Key properties of fixation constructs include the yield point, defining its safe functional load, stiffness in the elastic range, and fatigue resistance. Factors such as loading rate and age-related changes impact bone structure and mechanical properties, affecting load-bearing capacity, and will be part of future research work. External interventions such as proper nutrition, supplementation, training, and orthopedic fixation devices play vital roles in mitigating fracture risks associated with compromised bone strength [21,22,23].

In summary, a number of factors affect bone strength.

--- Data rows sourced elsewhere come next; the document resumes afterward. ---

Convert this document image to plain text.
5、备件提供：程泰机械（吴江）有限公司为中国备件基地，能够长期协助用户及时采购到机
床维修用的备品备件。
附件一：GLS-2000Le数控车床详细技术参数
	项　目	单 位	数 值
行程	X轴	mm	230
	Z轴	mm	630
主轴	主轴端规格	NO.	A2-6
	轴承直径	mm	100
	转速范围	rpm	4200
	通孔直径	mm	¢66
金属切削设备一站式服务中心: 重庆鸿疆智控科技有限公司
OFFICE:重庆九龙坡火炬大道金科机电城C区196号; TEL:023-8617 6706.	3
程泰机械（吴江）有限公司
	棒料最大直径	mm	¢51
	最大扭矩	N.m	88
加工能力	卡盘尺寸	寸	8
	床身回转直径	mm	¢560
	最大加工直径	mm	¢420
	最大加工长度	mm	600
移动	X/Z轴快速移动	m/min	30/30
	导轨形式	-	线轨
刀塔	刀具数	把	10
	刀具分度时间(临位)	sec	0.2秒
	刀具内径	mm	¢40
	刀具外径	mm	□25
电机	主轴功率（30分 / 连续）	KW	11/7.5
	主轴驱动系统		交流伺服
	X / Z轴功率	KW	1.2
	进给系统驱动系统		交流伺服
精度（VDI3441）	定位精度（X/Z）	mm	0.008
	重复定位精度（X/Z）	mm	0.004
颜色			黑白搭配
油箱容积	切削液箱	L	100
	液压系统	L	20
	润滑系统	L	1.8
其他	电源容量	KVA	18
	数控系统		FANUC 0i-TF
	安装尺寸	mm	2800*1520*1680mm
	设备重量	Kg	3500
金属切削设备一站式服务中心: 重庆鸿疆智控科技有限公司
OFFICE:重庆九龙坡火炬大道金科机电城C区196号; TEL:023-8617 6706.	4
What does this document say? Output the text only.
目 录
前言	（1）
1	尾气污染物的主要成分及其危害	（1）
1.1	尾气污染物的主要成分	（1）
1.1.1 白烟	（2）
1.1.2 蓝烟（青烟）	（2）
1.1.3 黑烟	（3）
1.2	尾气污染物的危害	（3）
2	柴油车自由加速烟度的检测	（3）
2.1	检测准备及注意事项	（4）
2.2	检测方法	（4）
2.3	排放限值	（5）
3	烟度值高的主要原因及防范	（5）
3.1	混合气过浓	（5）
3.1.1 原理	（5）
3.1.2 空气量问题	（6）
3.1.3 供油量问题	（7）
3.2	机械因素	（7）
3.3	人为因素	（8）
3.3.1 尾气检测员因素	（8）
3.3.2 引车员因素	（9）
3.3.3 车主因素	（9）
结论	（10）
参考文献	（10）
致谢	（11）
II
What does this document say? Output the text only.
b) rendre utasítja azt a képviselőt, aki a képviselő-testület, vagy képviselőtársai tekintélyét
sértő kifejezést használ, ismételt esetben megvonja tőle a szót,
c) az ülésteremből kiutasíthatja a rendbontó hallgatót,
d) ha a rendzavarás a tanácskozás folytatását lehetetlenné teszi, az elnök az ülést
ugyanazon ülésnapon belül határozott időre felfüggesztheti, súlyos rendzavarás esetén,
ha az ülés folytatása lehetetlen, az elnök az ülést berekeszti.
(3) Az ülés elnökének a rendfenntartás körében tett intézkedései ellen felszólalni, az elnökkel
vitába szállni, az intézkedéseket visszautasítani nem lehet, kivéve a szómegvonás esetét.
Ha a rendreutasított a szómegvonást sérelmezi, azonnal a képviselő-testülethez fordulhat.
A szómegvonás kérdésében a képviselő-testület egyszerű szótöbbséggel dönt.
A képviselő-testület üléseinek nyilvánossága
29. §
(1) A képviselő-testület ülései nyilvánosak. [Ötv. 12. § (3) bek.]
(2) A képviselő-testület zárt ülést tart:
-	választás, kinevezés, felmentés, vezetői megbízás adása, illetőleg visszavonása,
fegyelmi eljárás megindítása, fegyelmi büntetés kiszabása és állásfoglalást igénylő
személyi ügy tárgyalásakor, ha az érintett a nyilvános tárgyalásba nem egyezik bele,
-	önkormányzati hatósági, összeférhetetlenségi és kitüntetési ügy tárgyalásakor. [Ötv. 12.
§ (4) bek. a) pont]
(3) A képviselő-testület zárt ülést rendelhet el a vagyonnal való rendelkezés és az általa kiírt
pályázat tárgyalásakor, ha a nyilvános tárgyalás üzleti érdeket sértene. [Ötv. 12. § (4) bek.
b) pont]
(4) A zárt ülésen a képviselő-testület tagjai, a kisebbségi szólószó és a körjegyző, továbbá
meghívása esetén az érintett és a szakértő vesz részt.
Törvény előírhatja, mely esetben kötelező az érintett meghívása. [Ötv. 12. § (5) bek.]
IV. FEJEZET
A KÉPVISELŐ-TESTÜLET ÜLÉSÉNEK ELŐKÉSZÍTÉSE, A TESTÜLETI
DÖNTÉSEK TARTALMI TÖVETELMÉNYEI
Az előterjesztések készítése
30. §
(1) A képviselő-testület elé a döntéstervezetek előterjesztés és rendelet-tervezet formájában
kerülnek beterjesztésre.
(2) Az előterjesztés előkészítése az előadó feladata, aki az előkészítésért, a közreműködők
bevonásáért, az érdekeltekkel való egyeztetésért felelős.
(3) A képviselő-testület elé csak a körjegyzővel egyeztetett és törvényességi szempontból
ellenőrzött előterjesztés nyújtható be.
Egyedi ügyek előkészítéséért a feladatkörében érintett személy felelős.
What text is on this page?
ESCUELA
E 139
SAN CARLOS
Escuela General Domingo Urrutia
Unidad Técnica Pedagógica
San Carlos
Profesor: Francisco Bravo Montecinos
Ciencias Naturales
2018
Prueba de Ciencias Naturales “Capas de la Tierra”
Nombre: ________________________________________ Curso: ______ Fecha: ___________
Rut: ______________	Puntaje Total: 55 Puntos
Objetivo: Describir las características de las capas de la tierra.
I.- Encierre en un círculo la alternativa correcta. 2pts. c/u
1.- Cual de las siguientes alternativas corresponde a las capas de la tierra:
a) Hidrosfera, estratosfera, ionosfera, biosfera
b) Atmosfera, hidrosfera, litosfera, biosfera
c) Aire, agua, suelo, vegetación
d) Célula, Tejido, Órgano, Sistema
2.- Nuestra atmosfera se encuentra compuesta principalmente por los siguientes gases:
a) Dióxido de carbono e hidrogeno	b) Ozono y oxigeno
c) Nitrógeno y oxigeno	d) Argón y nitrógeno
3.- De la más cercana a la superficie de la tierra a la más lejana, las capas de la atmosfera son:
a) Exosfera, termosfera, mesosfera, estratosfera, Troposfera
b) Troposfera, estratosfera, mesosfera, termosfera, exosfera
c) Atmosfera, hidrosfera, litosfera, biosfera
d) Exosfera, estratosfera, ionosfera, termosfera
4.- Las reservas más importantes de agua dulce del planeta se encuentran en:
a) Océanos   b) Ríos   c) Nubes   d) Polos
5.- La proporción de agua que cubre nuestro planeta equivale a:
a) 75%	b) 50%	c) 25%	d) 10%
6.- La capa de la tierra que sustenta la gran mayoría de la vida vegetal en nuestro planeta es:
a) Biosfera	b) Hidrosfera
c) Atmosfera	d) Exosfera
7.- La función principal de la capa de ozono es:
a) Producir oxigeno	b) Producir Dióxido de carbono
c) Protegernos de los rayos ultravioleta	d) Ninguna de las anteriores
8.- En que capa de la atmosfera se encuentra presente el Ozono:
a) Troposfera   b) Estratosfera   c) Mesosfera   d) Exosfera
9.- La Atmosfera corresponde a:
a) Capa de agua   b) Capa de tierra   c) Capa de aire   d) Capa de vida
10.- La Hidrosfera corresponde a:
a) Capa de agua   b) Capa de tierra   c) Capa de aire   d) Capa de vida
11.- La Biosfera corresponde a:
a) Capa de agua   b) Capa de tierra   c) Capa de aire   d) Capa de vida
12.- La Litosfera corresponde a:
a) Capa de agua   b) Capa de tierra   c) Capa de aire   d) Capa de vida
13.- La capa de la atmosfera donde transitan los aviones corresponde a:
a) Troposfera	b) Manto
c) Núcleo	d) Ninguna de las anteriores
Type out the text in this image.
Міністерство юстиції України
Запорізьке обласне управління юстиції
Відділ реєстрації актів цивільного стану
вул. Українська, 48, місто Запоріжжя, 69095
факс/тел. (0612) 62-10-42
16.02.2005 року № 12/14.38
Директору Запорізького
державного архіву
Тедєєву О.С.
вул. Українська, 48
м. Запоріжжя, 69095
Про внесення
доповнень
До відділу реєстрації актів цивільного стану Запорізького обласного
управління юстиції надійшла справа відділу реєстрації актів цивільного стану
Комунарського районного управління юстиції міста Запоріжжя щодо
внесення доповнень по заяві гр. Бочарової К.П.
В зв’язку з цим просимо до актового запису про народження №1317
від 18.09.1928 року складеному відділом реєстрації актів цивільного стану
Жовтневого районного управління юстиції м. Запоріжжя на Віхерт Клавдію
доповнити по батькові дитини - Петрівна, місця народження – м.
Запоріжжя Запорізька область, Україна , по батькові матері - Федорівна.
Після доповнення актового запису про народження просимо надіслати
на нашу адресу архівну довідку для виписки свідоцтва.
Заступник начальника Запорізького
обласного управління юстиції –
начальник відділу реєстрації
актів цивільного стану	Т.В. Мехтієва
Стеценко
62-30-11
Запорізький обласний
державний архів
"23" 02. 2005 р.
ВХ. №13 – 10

Many external factors contribute to whole bone structure and strength; the proper use of these factors as preventive therapies, namely intake of essential nutrients such as calcium and vitamin D supplements, training and conditioning, and increasing bone strength using orthopedic fixation device, can minimize fracture risk in some affected individuals [23].

5. Conclusions

Through these tests, the maximum axial force, commonly referred to as the breaking point in mechanical engineering, that the femur can withstand was identified (

Table 1. Comparison of the strength and maximum displacement of the femur bone before and after reinforcement.

Test	Specimen	Maximum Force (kN)	Displacement at Maximum Force (mm)
Pressure test of femur bone without strengthening	Specimen 1.1	3.42	6.00
	Specimen 1.2	3.64	6.49
	Specimen 1.3	5.19	6.47
AVERAGE		4.08 ± 0.96	6.32 ± 0.28
Pressure test of femur bone with strengthening	Specimen 2.1	4.45	7.05
	Specimen 2.2	3.69	6.65
	Specimen 2.3	5.57	8.1
AVERAGE		4.57 ± 0.94	7.27 ± 0.75
Three-point bending of femur bone without strengthening	Specimen 3.1	4.3	6.65
	Specimen 3.2	3.89	8.1
	Specimen 3.3	4.05	8.87
AVERAGE		4.08 ± 0.21	7.87 ± 1.12
Three-point bending of femur bone with strengthening	Specimen 4.1	4.59	7.33
	Specimen 4.2	4.51	10.59
	Specimen 4.3	5.26	8.38
AVERAGE		4.79 ± 0.41	8.76 ± 1.66

). It is important to note that bone strength is not directly calculated in this context, as it heavily relies on the cross-sectional dimensions of the bone body (diaphysis). For meaningful comparisons of strength, bones with very similar dimensions were used.

The outcomes of these mechanical tests hold relevance in various fields, including biomechanics, orthopedics, and bone tissue engineering. The impact of load on the femur bone is contingent upon factors such as magnitude, direction, and rate of the load, with a proper understanding aiding in minimizing the risk of femur fractures in athletes and other individuals. This experimental setup mimicked the bending stress experienced by the femur bone in real-world scenarios. Incremental loads were applied until bone fracture occurred. The results, comprising force and displacement measurements, yielded a force–displacement curve, offering insights into the bone’s mechanical behavior. In the lower part of the bone, tensile stress is predominant, where the initiation of an initial crack is anticipated. Ultimately, when the cross-sectional area of the bone becomes insufficient to endure the applied static force, bone fracture ensues. Results show that femur bones with reinforcement can withstand greater loads, and they can also absorb higher impact energies while remaining in the elastic deformation range and without suffering permanent plastic damage.